The visiting British officers were invited to a meal in the Soviet officers’ wardroom. Somebody must have been to a British cocktail party: when we were called to table, we found that there were no chairs to sit on; we were expected to stand throughout the meal. And the meal was very good. When we had finished, it was time for toasts. So we toasted the heads of state, the prime ministers, the admirals and I can’t remember who else.
The custom in Russia is that the toast is drunk in vodka and each toast has to be drunk “do dna” – to the bottom. I noticed that, between each toast, the Russians were taking a drink of soda water and a piece of bread; so I did the same. But some of my brother officers were not so careful and, having drunk toasts to the fleet, to their ships, to their mother, to their sister and to each other, they found themselves more than unsteady and learnt what “to drink somebody under the table” really means.
Then to HMS Charlotte to spy on the Soviet Baltic coastal defences. Every so often, the navy would send a fast motor torpedo boat as close as possible to the Soviet coast; the Americans would send their U2 spy planes over Soviet territory. The aim was to stir up the Soviet defences in the hope that, in their rush to deal with the threat from the sea or the air, the radio operators would forget protocol and speak in clear. Then we, listening with our tape-recorders at the ready, would tape everything and send it back to GCHQ in Cheltenham.

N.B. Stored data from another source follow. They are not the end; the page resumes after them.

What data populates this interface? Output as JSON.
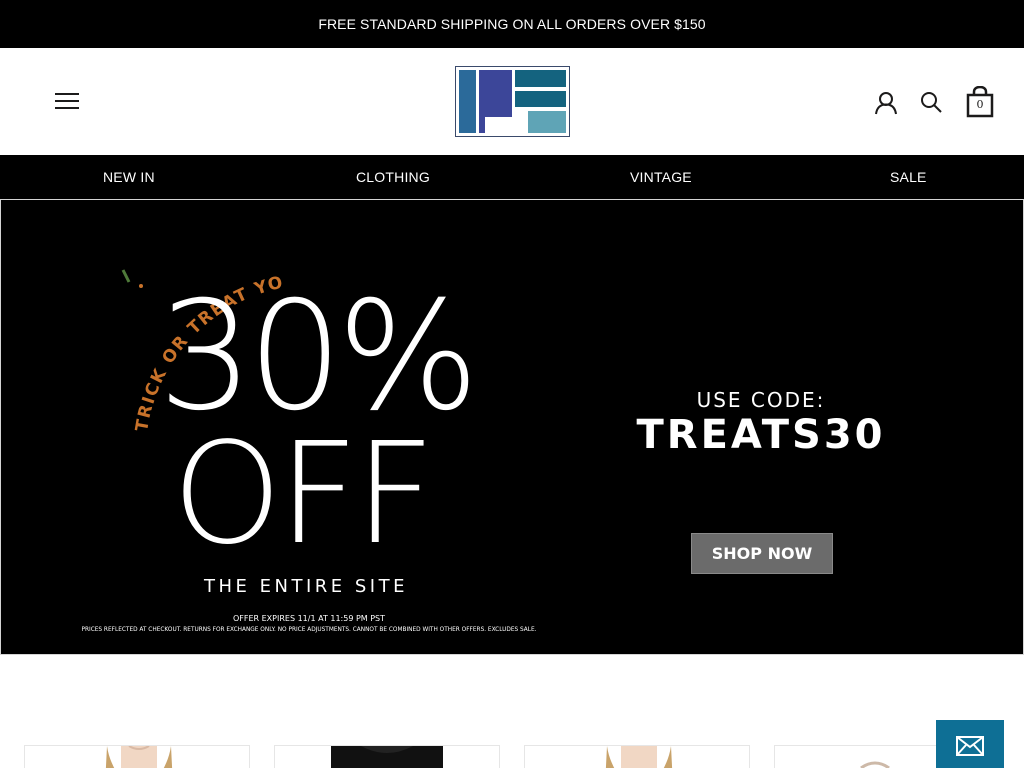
{
  "announcement": {
    "text": "FREE STANDARD SHIPPING ON ALL ORDERS OVER $150"
  },
  "header": {
    "menu_icon": "hamburger-menu-icon",
    "logo_colors": [
      "#2b6a9a",
      "#3c4699",
      "#14637f",
      "#5fa4b6"
    ],
    "account_icon": "user-account-icon",
    "search_icon": "search-icon",
    "cart_icon": "shopping-bag-icon",
    "cart_count": "0"
  },
  "nav": {
    "items": [
      {
        "label": "NEW IN"
      },
      {
        "label": "CLOTHING"
      },
      {
        "label": "VINTAGE"
      },
      {
        "label": "SALE"
      }
    ]
  },
  "hero": {
    "arc_text": "TRICK OR TREAT YOURSELF",
    "percent": "30%",
    "off": "OFF",
    "subtitle": "THE ENTIRE SITE",
    "expires": "OFFER EXPIRES 11/1 AT 11:59 PM PST",
    "fine_print": "PRICES REFLECTED AT CHECKOUT. RETURNS FOR EXCHANGE ONLY. NO PRICE ADJUSTMENTS. CANNOT BE COMBINED WITH OTHER OFFERS. EXCLUDES SALE.",
    "use_code_label": "USE CODE:",
    "code": "TREATS30",
    "cta": "SHOP NOW",
    "accent_color": "#c8722a",
    "accent_green": "#4f7a3a"
  },
  "newsletter": {
    "icon": "envelope-icon",
    "color": "#0e6f95"
  }
}
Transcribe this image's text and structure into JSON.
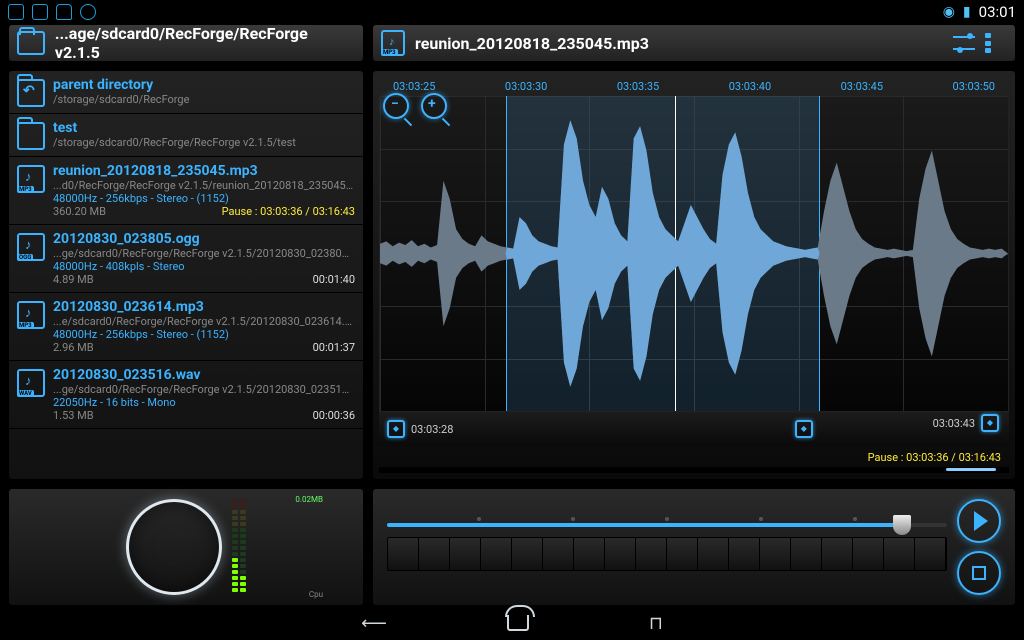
{
  "status": {
    "clock": "03:01"
  },
  "left": {
    "path": "...age/sdcard0/RecForge/RecForge v2.1.5",
    "items": [
      {
        "kind": "updir",
        "title": "parent directory",
        "path": "/storage/sdcard0/RecForge"
      },
      {
        "kind": "folder",
        "title": "test",
        "path": "/storage/sdcard0/RecForge/RecForge v2.1.5/test"
      },
      {
        "kind": "file",
        "ext": "MP3",
        "title": "reunion_20120818_235045.mp3",
        "path": "...d0/RecForge/RecForge v2.1.5/reunion_20120818_235045.mp3",
        "fmt": "48000Hz - 256kbps - Stereo - (1152)",
        "size": "360.20 MB",
        "pause": "Pause : 03:03:36 / 03:16:43"
      },
      {
        "kind": "file",
        "ext": "OGG",
        "title": "20120830_023805.ogg",
        "path": "...ge/sdcard0/RecForge/RecForge v2.1.5/20120830_023805.ogg",
        "fmt": "48000Hz - 408kpls - Stereo",
        "size": "4.89 MB",
        "dur": "00:01:40"
      },
      {
        "kind": "file",
        "ext": "MP3",
        "title": "20120830_023614.mp3",
        "path": "...e/sdcard0/RecForge/RecForge v2.1.5/20120830_023614.mp3",
        "fmt": "48000Hz - 256kbps - Stereo - (1152)",
        "size": "2.96 MB",
        "dur": "00:01:37"
      },
      {
        "kind": "file",
        "ext": "WAV",
        "title": "20120830_023516.wav",
        "path": "...ge/sdcard0/RecForge/RecForge v2.1.5/20120830_023516.wav",
        "fmt": "22050Hz - 16 bits - Mono",
        "size": "1.53 MB",
        "dur": "00:00:36"
      }
    ]
  },
  "right": {
    "file_label_ext": "MP3",
    "file_title": "reunion_20120818_235045.mp3",
    "timeaxis": [
      "03:03:25",
      "03:03:30",
      "03:03:35",
      "03:03:40",
      "03:03:45",
      "03:03:50"
    ],
    "marker_left": "03:03:28",
    "marker_right": "03:03:43",
    "pause": "Pause : 03:03:36 / 03:16:43",
    "seek_pct": 92
  },
  "vu": {
    "top": "0.02MB",
    "bot": "Cpu"
  }
}
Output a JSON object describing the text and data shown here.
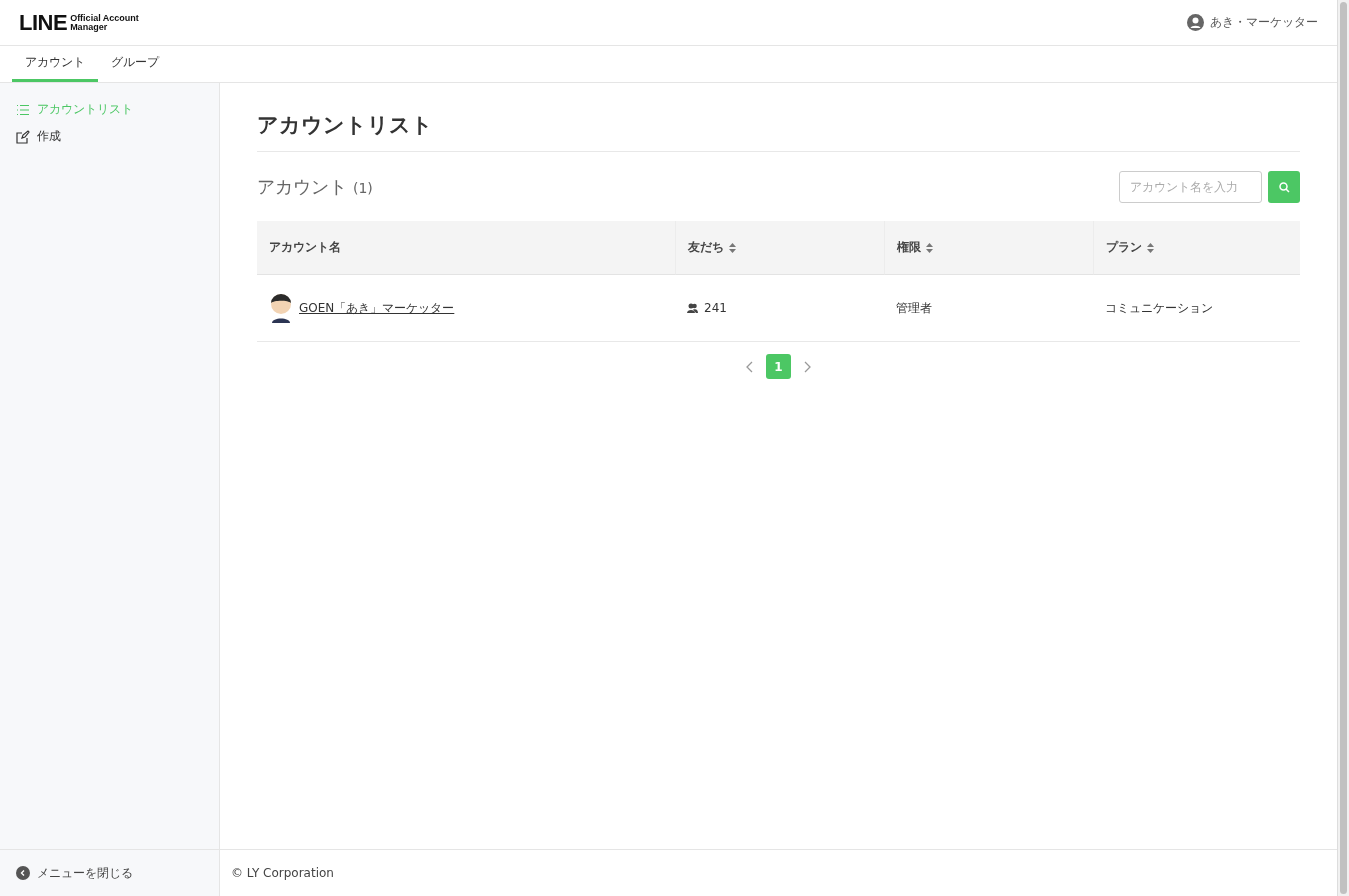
{
  "header": {
    "logo": {
      "wordmark": "LINE",
      "line_1": "Official Account",
      "line_2": "Manager"
    },
    "user": "あき・マーケッター"
  },
  "tabs": [
    {
      "label": "アカウント",
      "selected": true
    },
    {
      "label": "グループ",
      "selected": false
    }
  ],
  "sidebar": {
    "items": [
      {
        "label": "アカウントリスト",
        "kind": "list",
        "selected": true
      },
      {
        "label": "作成",
        "kind": "edit",
        "selected": false
      }
    ],
    "close_menu": "メニューを閉じる"
  },
  "page": {
    "title": "アカウントリスト",
    "section": "アカウント",
    "count": "(1)",
    "search": {
      "placeholder": "アカウント名を入力"
    }
  },
  "table": {
    "columns": [
      {
        "label": "アカウント名",
        "sortable": false
      },
      {
        "label": "友だち",
        "sortable": true
      },
      {
        "label": "権限",
        "sortable": true
      },
      {
        "label": "プラン",
        "sortable": true
      }
    ],
    "rows": [
      {
        "name": "GOEN「あき」マーケッター",
        "friends": "241",
        "role": "管理者",
        "plan": "コミュニケーション"
      }
    ]
  },
  "pagination": {
    "pages": [
      {
        "label": "1",
        "selected": true
      }
    ]
  },
  "footer": "© LY Corporation"
}
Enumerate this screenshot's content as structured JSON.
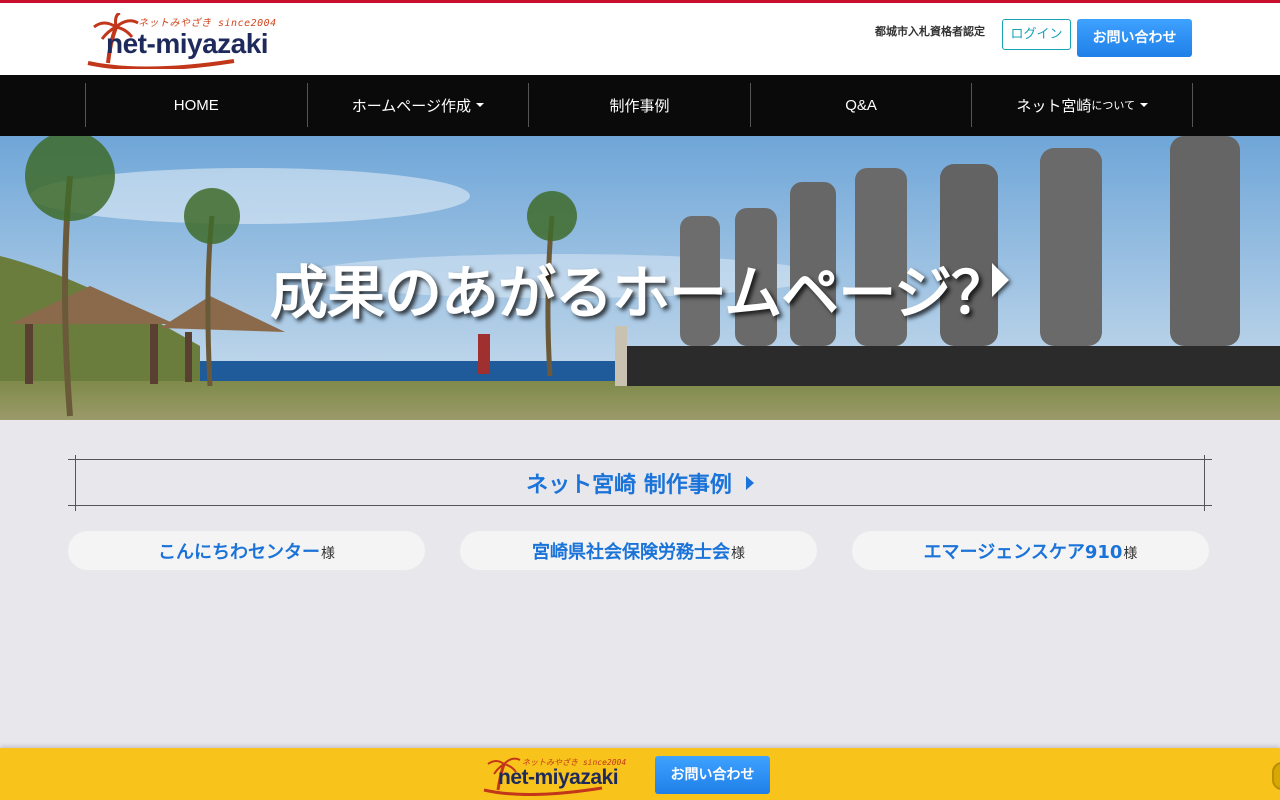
{
  "header": {
    "logo": {
      "tagline": "ネットみやざき since2004",
      "wordmark": "net-miyazaki"
    },
    "certification": "都城市入札資格者認定",
    "login_label": "ログイン",
    "contact_label": "お問い合わせ"
  },
  "nav": {
    "items": [
      {
        "label": "HOME",
        "has_dropdown": false
      },
      {
        "label": "ホームページ作成",
        "has_dropdown": true
      },
      {
        "label": "制作事例",
        "has_dropdown": false
      },
      {
        "label": "Q&A",
        "has_dropdown": false
      },
      {
        "label": "ネット宮崎",
        "suffix": "について",
        "has_dropdown": true
      }
    ]
  },
  "hero": {
    "title": "成果のあがるホームページ？"
  },
  "works_section": {
    "title": "ネット宮崎 制作事例",
    "items": [
      {
        "name": "こんにちわセンター",
        "honorific": "様"
      },
      {
        "name": "宮崎県社会保険労務士会",
        "honorific": "様"
      },
      {
        "name": "エマージェンスケア910",
        "honorific": "様"
      }
    ]
  },
  "bottom_bar": {
    "logo": {
      "tagline": "ネットみやざき since2004",
      "wordmark": "net-miyazaki"
    },
    "contact_label": "お問い合わせ"
  },
  "colors": {
    "top_line": "#c8102e",
    "nav_bg": "#0a0a0a",
    "accent_blue": "#1a73d9",
    "contact_button": "#2d8cf0",
    "login_border": "#17a2b8",
    "bottom_bar": "#f8c41c",
    "page_bg": "#e8e7ec"
  },
  "icons": [
    "palm-tree-logo-icon",
    "caret-down-icon",
    "play-arrow-icon"
  ]
}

There was another listening post in Cyprus doing the same exercise against the Soviet Black Sea fleet.
Of course, this bore the great risk that it would spark the outbreak of hostilities. But that did not lead to its cessation.
In 1958, two of my colleagues, William Miller and Paul Thompson, wrote an article for Isis, the Oxford University student magazine, describing their experience at HMS Charlotte. The two men were prosecuted under section 2 of the Official Secrets Act and sentenced to three months in prison. Of course, they had not told the Russians anything new; they were put in prison because they told British citizens what their government was doing in their name.
My two years’ national service ended in February 1956. I had been selected to be a member of the Royal Navy ski team, racing against teams from the army and RAF in St Moritz in Switzerland. And we had great success (to our and the soldiers’ surprise).
I was demobbed in Chatham and now had eight months to wait until I started my time at Cambridge University in the autumn.
1 The navy has the curious tradition of calling their land bases “Her Majesty’s Ships”.
2 I had done Russian in my last term at school so did enough to get through.
3 There were only two seats in the covered part of the car but, when you opened the lid of the boot, there were two more (rather uncomfortable) seats. That was the dickey.